When he was finished, the security agent returned my ticket and passport. Michael walked through the metal detector without incident and glared at the agent as he retrieved the stroller, our carry-ons. We sat at the gate and Michael tried to talk to me, to reach me but I was no longer there, I was no one again, surrounded by strangers, sitting next to the husband and child of another woman. On the plane, I recognized almost everyone in the first-class cabin. They stared and whispered. I hid behind my sunglasses. The plane took off and I stared out the window at the sparkling ocean. Nowhere is Haiti more beautiful than from high in the sky.
After a time, the captain turned off the seat belt sign. I stood and stepped into the aisle.
Michael moved to follow me. “Where are you going?”
“The bathroom.

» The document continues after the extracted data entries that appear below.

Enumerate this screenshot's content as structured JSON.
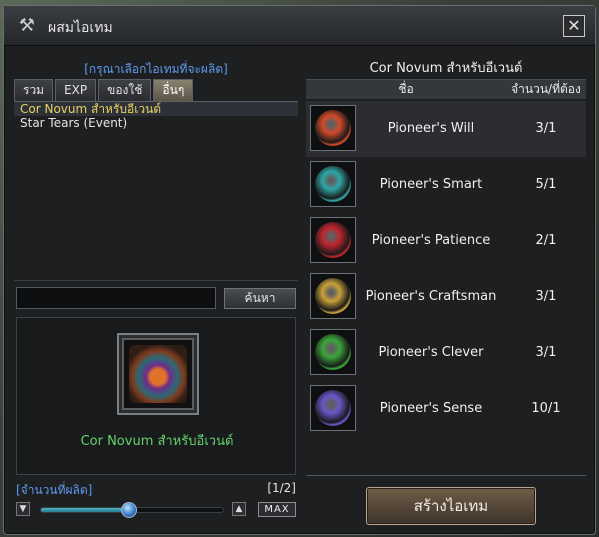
{
  "window": {
    "title": "ผสมไอเทม",
    "close_glyph": "✕",
    "title_icon": "hammer-icon"
  },
  "left": {
    "prompt": "[กรุณาเลือกไอเทมที่จะผลิต]",
    "tabs": [
      "รวม",
      "EXP",
      "ของใช้",
      "อื่นๆ"
    ],
    "active_tab": 3,
    "items": [
      "Cor Novum สำหรับอีเวนต์",
      "Star Tears (Event)"
    ],
    "search": {
      "value": "",
      "button": "ค้นหา"
    },
    "preview_name": "Cor Novum สำหรับอีเวนต์",
    "quantity": {
      "label": "[จำนวนที่ผลิต]",
      "page": "[1/2]",
      "slider_fraction": 0.48,
      "max_label": "MAX",
      "down": "▼",
      "up": "▲"
    }
  },
  "right": {
    "title": "Cor Novum สำหรับอีเวนต์",
    "headers": {
      "name": "ชื่อ",
      "qty": "จำนวน/ที่ต้อง"
    },
    "materials": [
      {
        "name": "Pioneer's Will",
        "qty": "3/1",
        "color": "#d24a2a",
        "icon": "will-coin-icon"
      },
      {
        "name": "Pioneer's Smart",
        "qty": "5/1",
        "color": "#2fa6a6",
        "icon": "smart-coin-icon"
      },
      {
        "name": "Pioneer's Patience",
        "qty": "2/1",
        "color": "#c0252f",
        "icon": "patience-coin-icon"
      },
      {
        "name": "Pioneer's Craftsman",
        "qty": "3/1",
        "color": "#c9a13a",
        "icon": "craftsman-coin-icon"
      },
      {
        "name": "Pioneer's Clever",
        "qty": "3/1",
        "color": "#3aa63a",
        "icon": "clever-coin-icon"
      },
      {
        "name": "Pioneer's Sense",
        "qty": "10/1",
        "color": "#6a55c8",
        "icon": "sense-coin-icon"
      }
    ],
    "create_button": "สร้างไอเทม"
  },
  "colors": {
    "accent_blue": "#5f9bf0",
    "selected_yellow": "#e8d060",
    "preview_green": "#64d46b"
  }
}
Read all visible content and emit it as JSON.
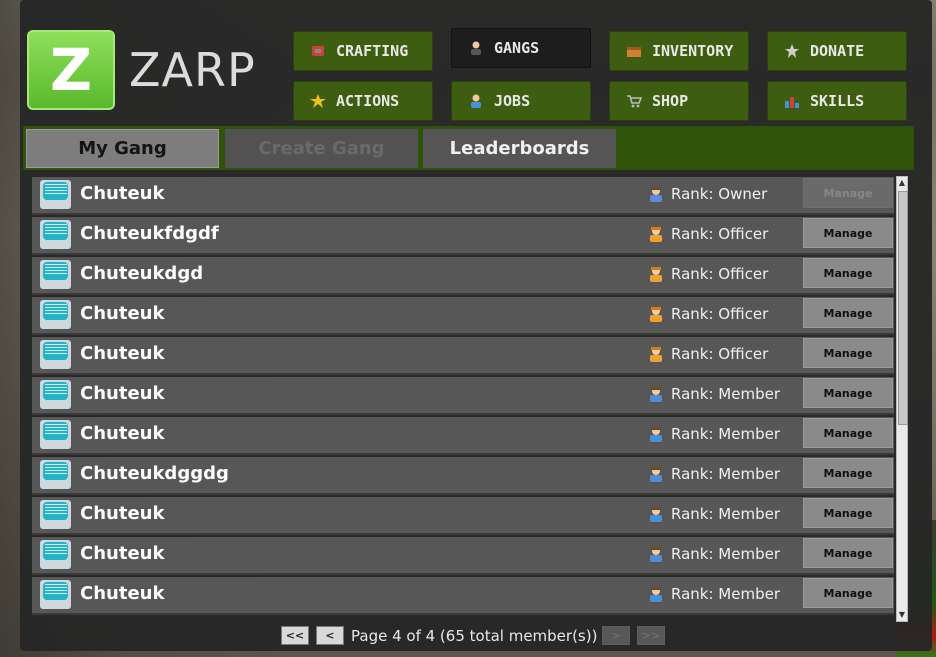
{
  "brand": {
    "letter": "Z",
    "name": "ZARP",
    "logo_green": "#6fce3e"
  },
  "nav": [
    {
      "label": "CRAFTING",
      "icon": "crafting-icon",
      "active": false
    },
    {
      "label": "GANGS",
      "icon": "gangs-icon",
      "active": true
    },
    {
      "label": "INVENTORY",
      "icon": "inventory-icon",
      "active": false
    },
    {
      "label": "DONATE",
      "icon": "donate-icon",
      "active": false
    },
    {
      "label": "ACTIONS",
      "icon": "star-icon",
      "active": false
    },
    {
      "label": "JOBS",
      "icon": "jobs-icon",
      "active": false
    },
    {
      "label": "SHOP",
      "icon": "cart-icon",
      "active": false
    },
    {
      "label": "SKILLS",
      "icon": "chart-icon",
      "active": false
    }
  ],
  "tabs": [
    {
      "label": "My Gang",
      "state": "selected"
    },
    {
      "label": "Create Gang",
      "state": "disabled"
    },
    {
      "label": "Leaderboards",
      "state": "normal"
    }
  ],
  "members": [
    {
      "name": "Chuteuk",
      "rank": "Rank: Owner",
      "role": "owner",
      "manage": "Manage",
      "manage_enabled": false
    },
    {
      "name": "Chuteukfdgdf",
      "rank": "Rank: Officer",
      "role": "officer",
      "manage": "Manage",
      "manage_enabled": true
    },
    {
      "name": "Chuteukdgd",
      "rank": "Rank: Officer",
      "role": "officer",
      "manage": "Manage",
      "manage_enabled": true
    },
    {
      "name": "Chuteuk",
      "rank": "Rank: Officer",
      "role": "officer",
      "manage": "Manage",
      "manage_enabled": true
    },
    {
      "name": "Chuteuk",
      "rank": "Rank: Officer",
      "role": "officer",
      "manage": "Manage",
      "manage_enabled": true
    },
    {
      "name": "Chuteuk",
      "rank": "Rank: Member",
      "role": "member",
      "manage": "Manage",
      "manage_enabled": true
    },
    {
      "name": "Chuteuk",
      "rank": "Rank: Member",
      "role": "member",
      "manage": "Manage",
      "manage_enabled": true
    },
    {
      "name": "Chuteukdggdg",
      "rank": "Rank: Member",
      "role": "member",
      "manage": "Manage",
      "manage_enabled": true
    },
    {
      "name": "Chuteuk",
      "rank": "Rank: Member",
      "role": "member",
      "manage": "Manage",
      "manage_enabled": true
    },
    {
      "name": "Chuteuk",
      "rank": "Rank: Member",
      "role": "member",
      "manage": "Manage",
      "manage_enabled": true
    },
    {
      "name": "Chuteuk",
      "rank": "Rank: Member",
      "role": "member",
      "manage": "Manage",
      "manage_enabled": true
    }
  ],
  "pager": {
    "first": "<<",
    "prev": "<",
    "next": ">",
    "last": ">>",
    "text": "Page 4 of 4 (65 total member(s))",
    "first_enabled": true,
    "prev_enabled": true,
    "next_enabled": false,
    "last_enabled": false
  },
  "colors": {
    "nav_green": "#3d5e10",
    "tabbar_green": "#2f5409",
    "owner_icon": "#5b8ed6",
    "officer_icon": "#f0a030",
    "member_icon": "#4a90d9"
  }
}
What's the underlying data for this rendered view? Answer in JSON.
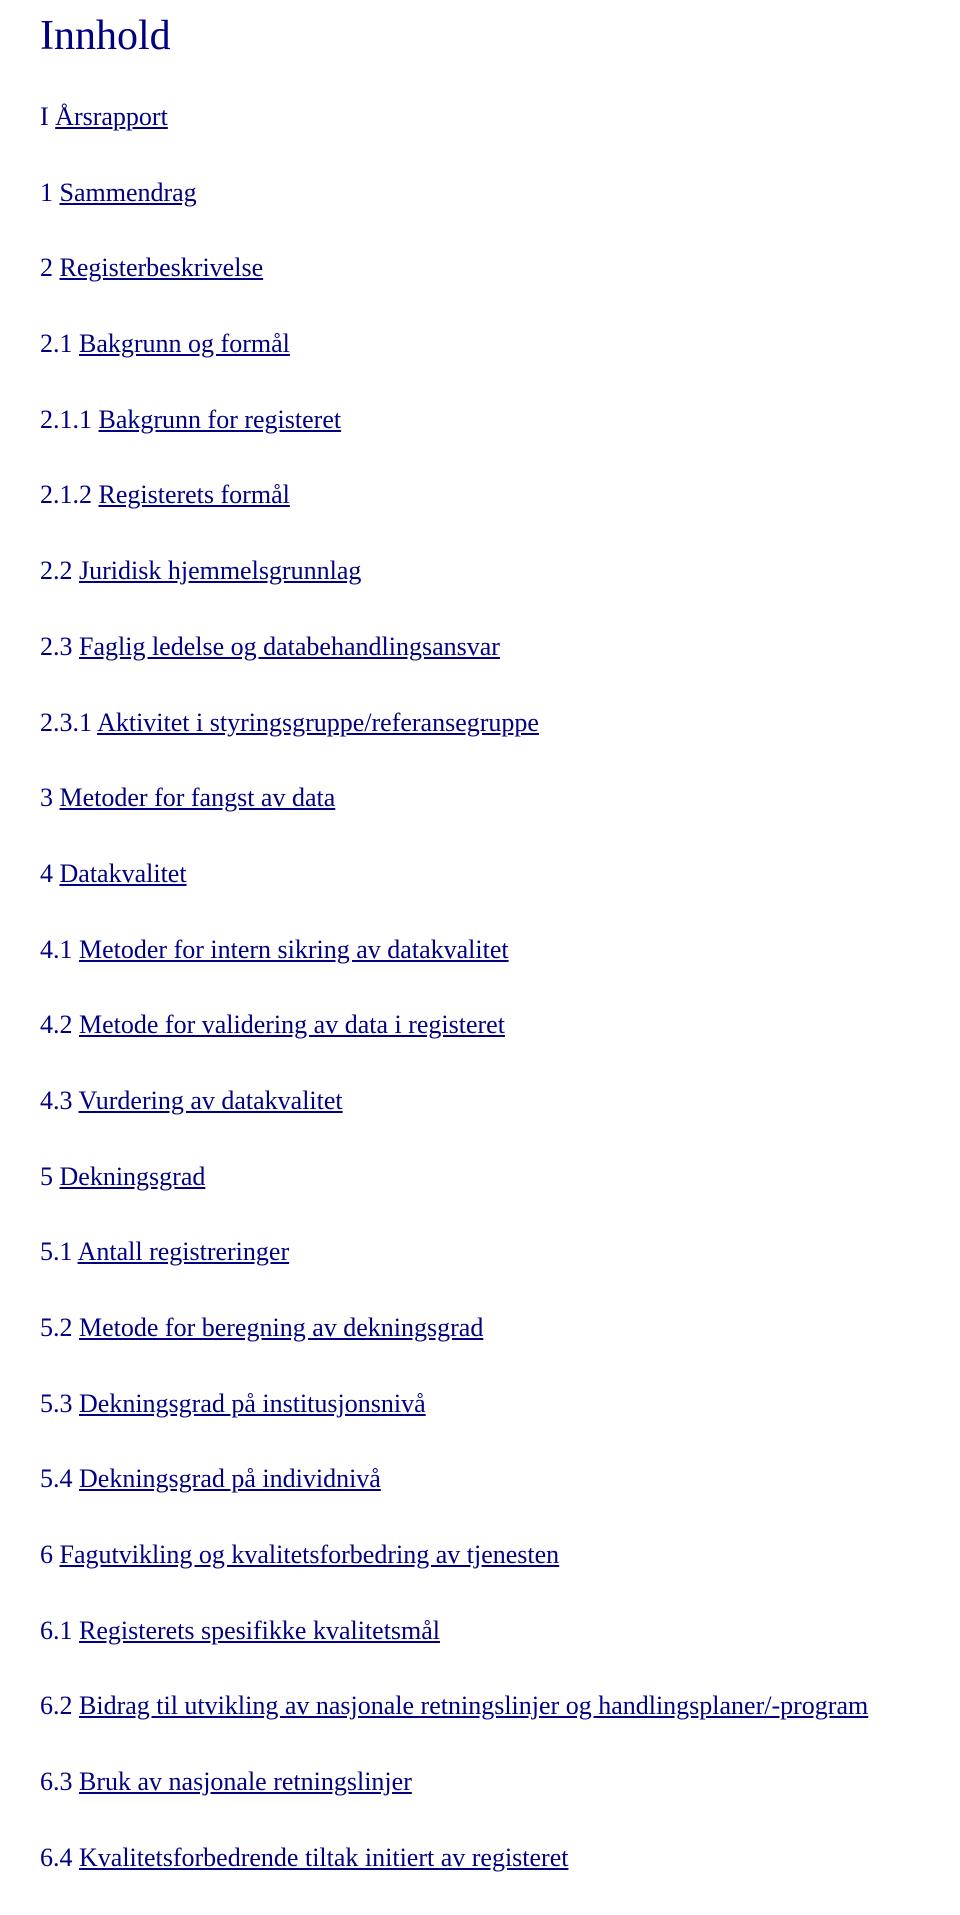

What are you, the hall monitor?”
He sat back down. “I am just trying to help.”
“Leave me alone if you really want to help.”
He ignored me, said, “I’ll be here, waiting.”
I sighed, so tired, so sick of everything. “We’re on an airplane. Honestly, where else would you be, Michael?” I walked away.
In the cramped bathroom I stared at the stranger in the mirror. I was taken aback by the weight I had lost. My clothes hung from my body like they belonged to a woman twice my size. The wide streak of silver seemed even brighter. I filled the small metal sink with water and washed my face and my hands. I wanted to wash my entire body again. I was never going to get clean. I tried to count the number of hours between that moment and when I could take a shower in my own bathroom. There were too many. I dabbed water against my dry lips and sat down on the toilet. I leaned forward and tried to forget about the leash around my neck or the walls of the bathroom closing in on me. There was knock at the door.